Dopo aver sbaragliato il pubblico veneziano – che ha risposto alla proiezione del film di Francesco Munzi con 13 minuti di applausi – e la critica che ha assegnato al film importanti premi (Pasinetti, Schermi di Qualità) Anime Nere si appropria delle sale italiane costringendo spettatori di ogni regione a gettare uno sguardo su una realtà calabrese quasi sconosciuta.
La cronaca e l’opinione pubblica da pochi mesi sono tornate a occuparsi di ndrangheta e dei suoi neri rituali, in seguito all’ormai celeberrimo inchino della madonna davanti alla casa del boss. Solo una cinquatina di chilometri separano Oppido Mamertina da Africo, nel profondo sud d’Italia.
Un presepe arroccato su un colle, una polis dal macabro fascino che collide con le bellezze mozzafiato che offrono il paesaggio e la natura calabresi. Case non ultimate, incomplete come le vite miserevoli di chi le abita.
Storie di pastori e uomini d’onore, che si uccidono a vicenda come le bestie che portano al pascolo quotidianamente. Nessuna prospettiva di miglioramento, nessun progetto se non quello di arricchirsi calpestando con la forza qualsiasi cosa e chiunque.

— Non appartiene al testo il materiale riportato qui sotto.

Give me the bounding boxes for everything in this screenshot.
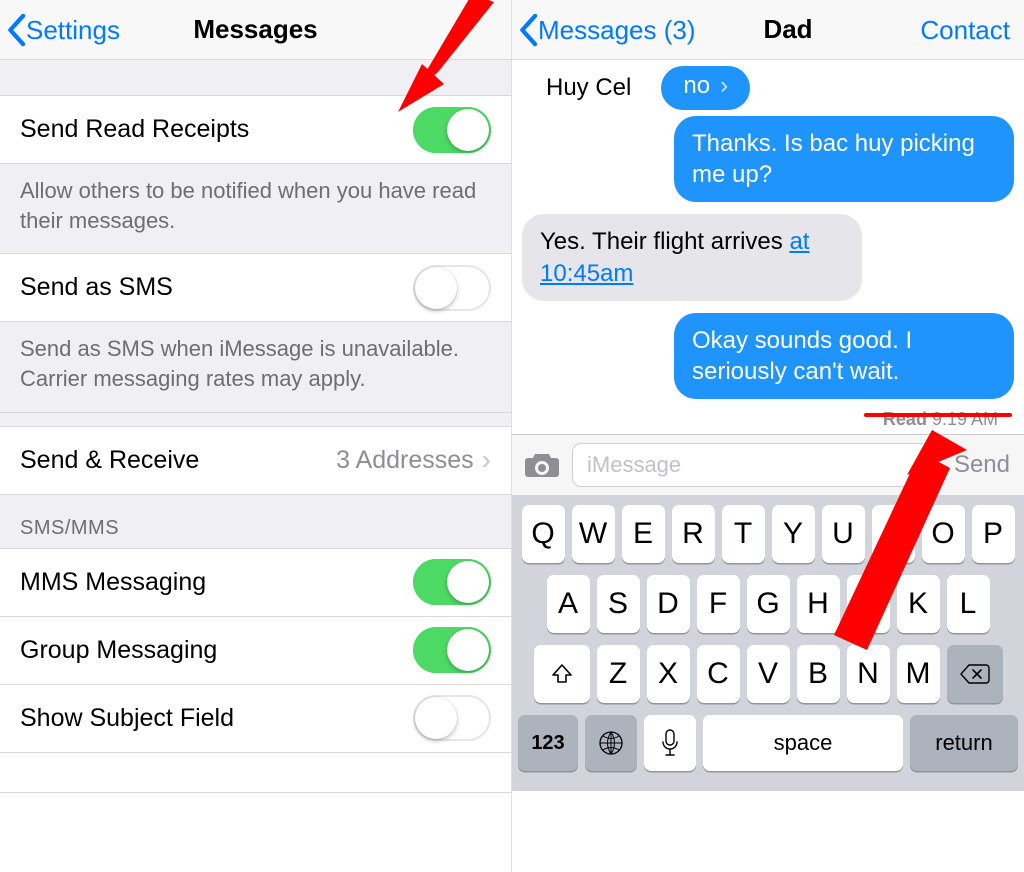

Cittadini abbandonati nella loro triste solitudine, così come abbandonati sono quei luoghi mitici, un tempo fiore all’occhiello dei greci.
Incompleta è la storia dei protagonisti, il cui passato torna più cattivo che mai e che riporta protagonisti e spettatori dalla moderna vita milanese a quelle origini calabresi da cui non si può scappare. Tre fratelli malavitosi con le loro regole e il loro onore da salvaguardare. Tranne Luciano, il più grande dei tre, che ormai confida tutto nel santo patrono, con un’insolita carica religiosa. Forse l’ultimo baluardo prima di accettare definitivamente che non esiste redenzione.
Luciano, personaggio chiave della storia, padre a suo modo struggentemente amorevole, fa di tutto per tenere suo figlio fuori da quel meccanismo tritacarne che è la ndrangheta. Senza successo. Il rituale che va avanti fin dalla notte dei tempi non può interrompersi. Come in un copione ognuno sa qual è il proprio compito: le donne devono cucinare, servire a tavola e piangere i morti, gli uomini devono difendere a colpi di pistola l’onore della propria famiglia.
Ma il film di Munzi non è una messa in scena: è asciutto, privo di orpelli, essenziale. Sembra un documentario, vero, reale, tragico: una finestra spalancata di colpo sua una realtà che non avremmo voluto vedere e che ogni giorno facciamo finta di dimenticare. Non ci sono attori sullo schermo, ma persone in carne e ossa. Non c’è Stato, non c’è Giustizia, di nessun tipo.
E anche sul film è calato un insolito silenzio della politica. Il ritardo della Calabria è palese anche nella letteratura e produzione cinematografica che tratta di ndrangheta, rispetto al resto delle storie sulla criminalità organizzata. Nonostante questo la Rubbettino Editore, coraggiosa casa editrice calabrese, continua da anni la sua lotta culturale contro il silenzio omertoso, dando alle stampe libri come Anime Nere dell’africese Gioacchino Criaco, da cui Munzi ha sapientemente tratto il film.
Non mi sembra azzardato associare la figura di Luciano, padre amorevole, semplice, ma disperato, alla Calabria, terra nutrice, dai pascoli fertili e dai riti ancestrali e cadenzati; terra sull’orlo dell’implosione perché sempre più abbandonata a se stessa. Le continue vessazioni da parte dei suoi figli la offendono nella sua purezza e offendono anche la vita degna di rispetto (quello vero, quello umano!) degli altri figli e fratelli.
Questo il senso del libro e del film Anime Nere: una grido di aiuto, un incitamento ai calabresi a svegliarsi e non lasciarsi risucchiare nel vortice di faide e onori da quattro soldi. Saremo degni di onore quando film come Anime Nere non saranno più necessari, se non per documentare qualcosa che è stato. E che non sarà mai più.